What a great resolution for my list. I will def join you in sending more thank you cards. I do send birthday cards but never Thank-you’s. Thanks for sharing Erin!!
Sending cards is so wonderful. This year I’ve moved away from my big group of friends and I’ve had so many more Christmas cards than previous years and it’s really brightened my days 🙂
I always send cards if I stay with friends but I wouldn’t do so for a dinner party etc. Maybe if someone did me a big or unusual favor! And we have always been taught to send cards for presents if they haven’t been given in person. Maybe it’s time to send more!
Saying thank you, somehow, is absolutely non-negotiable. I have two nieces-in-law who never thank for anything. Not even a measly text. Don’t be that person. Any of you.
Don’t over think it!
Happiest holidays, Erin! x
I too am blessed with a thank you note friend. Because of her I have become “religious ” about sending them. I also love to send a text or email months/years later showing how I’m still using/wearing/admiring a gift I’ve received.
I used to write and sometimes make cards for friends and families. I have been doing less since the strong presence of IM/email. What matters is the “human connection”. I strong agree with that. Thank you readingmytealeaves, I am encouraged to express more my care in this holiday seasons.
I love sending notes of all kinds, including thank-you notes. I still love checking the mail, just in case someone has sent something interesting and / or lovely.
My “address book” is both online (for my husband’s contacts) and in an old recipe card box. I write addresses on an index card and file under a letter tab. On the side of the card I note kids, pets, anniversary date, etc. (to be honest here, I don’t know all of this for everyone, but these are the types of notes I keep). When someone moves, I mark out the old address and write in the new address, without changing cards. I love having a record of where my people have been!
i don’t care what the receiving end does with my thank you notes. i have never thought of it as “something i must do, a job, a pain”. it’s called manners.

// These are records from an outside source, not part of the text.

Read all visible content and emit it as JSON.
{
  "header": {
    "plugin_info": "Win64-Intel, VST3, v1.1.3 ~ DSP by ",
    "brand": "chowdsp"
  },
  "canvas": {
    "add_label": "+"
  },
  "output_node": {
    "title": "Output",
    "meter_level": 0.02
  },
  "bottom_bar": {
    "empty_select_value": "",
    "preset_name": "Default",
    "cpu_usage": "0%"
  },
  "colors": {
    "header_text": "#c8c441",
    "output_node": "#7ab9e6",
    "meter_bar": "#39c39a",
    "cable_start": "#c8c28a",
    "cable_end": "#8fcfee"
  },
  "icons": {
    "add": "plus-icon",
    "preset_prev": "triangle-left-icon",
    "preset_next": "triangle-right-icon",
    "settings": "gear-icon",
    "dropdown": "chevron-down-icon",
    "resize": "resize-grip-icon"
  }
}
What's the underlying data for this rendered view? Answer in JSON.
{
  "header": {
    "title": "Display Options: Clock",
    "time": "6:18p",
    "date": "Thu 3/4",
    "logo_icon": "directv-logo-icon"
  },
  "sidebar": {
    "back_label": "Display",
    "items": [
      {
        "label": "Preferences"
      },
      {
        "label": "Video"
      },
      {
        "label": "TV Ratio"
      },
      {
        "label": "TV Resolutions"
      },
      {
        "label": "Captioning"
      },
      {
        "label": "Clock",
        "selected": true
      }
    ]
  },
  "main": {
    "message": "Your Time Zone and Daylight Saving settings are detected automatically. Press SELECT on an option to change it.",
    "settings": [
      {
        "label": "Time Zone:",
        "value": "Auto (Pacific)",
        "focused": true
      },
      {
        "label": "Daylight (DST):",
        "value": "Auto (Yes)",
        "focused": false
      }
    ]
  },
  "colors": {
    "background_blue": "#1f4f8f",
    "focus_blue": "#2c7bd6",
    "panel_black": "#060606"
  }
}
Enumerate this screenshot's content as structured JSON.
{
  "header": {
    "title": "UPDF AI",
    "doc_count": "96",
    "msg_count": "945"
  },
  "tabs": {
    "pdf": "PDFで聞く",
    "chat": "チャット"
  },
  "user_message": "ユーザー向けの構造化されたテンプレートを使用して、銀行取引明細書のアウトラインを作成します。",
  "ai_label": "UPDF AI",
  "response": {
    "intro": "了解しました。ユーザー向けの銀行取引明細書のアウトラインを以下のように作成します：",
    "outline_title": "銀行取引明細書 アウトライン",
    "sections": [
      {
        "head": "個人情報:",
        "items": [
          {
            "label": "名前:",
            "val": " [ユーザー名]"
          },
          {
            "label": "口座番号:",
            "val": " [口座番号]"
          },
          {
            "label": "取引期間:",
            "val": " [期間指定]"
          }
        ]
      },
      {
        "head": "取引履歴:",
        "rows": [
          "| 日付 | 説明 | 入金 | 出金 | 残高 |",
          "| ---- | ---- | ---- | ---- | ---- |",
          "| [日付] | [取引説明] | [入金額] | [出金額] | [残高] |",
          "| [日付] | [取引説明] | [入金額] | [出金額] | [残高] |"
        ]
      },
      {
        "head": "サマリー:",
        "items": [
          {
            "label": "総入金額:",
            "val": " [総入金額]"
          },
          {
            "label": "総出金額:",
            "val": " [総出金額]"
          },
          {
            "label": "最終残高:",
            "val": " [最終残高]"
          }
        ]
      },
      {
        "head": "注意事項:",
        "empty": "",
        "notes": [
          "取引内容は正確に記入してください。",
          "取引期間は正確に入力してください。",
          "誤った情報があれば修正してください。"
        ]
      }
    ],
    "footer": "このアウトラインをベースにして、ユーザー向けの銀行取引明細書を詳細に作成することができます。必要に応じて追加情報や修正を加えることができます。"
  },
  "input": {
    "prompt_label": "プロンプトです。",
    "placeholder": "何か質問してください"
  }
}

and i thank my parents for teaching me manners as i have done with my children. i am older than you erin, close to parent older. but when i read your blog i can only think of what a wonderful job your parents, or someone very special in your life did raising you.
you are an inspiration sweetheart. i wish you and your family a beautiful christmas and a very happy healthy new year.
I agree Stacia ! It’s called manners, something I hope we see more of in 2017!
The postage fee is currenty so high here, that not even grandmas send anything per post. Even they started to use e-mail. It is a bit pity, though. I love receving post! The stamp costs now 0,62 USD (average monthly income before tax is 1050 USD and that is already not considered a little, I get less.) I am at least sending postcards from my trips around Europe.
My kids’ grandmother always sends cards. Once I gave her a thank-you gift for hosting my parents while they were in town, and she sent me a thank you card for my thank you gift! Love her. The only way I remember is to stockpile cards, like you suggested. I’m out now and I need to get more!
A stationary box is such a good idea! I’m forever misplacing my thank you cards, and I love to switch up the ones I send depending on who it’s too. Totally making a stationary box – and a Google spreadsheet for addresses (because that is also useful for resume references too!) 🙂
Thank you, Erin, your your posts -always full of helpful insights. Hope the birth goes well!
Thank you for writing this tidbit on the importance of writing thank you notes! I too grew up with the teaching that if someone gives you a gift, you write them a thank you note. To this day, I always send thank you notes for gifts that I/we have received. I’m constantly disheartened when I give thoughtful gifts and don’t receive a letter of thanks. Knowing how good it feels to receive a note of thanks is motivation enough. I actually wrote a post about this on my blog a while back as well! Thank you again!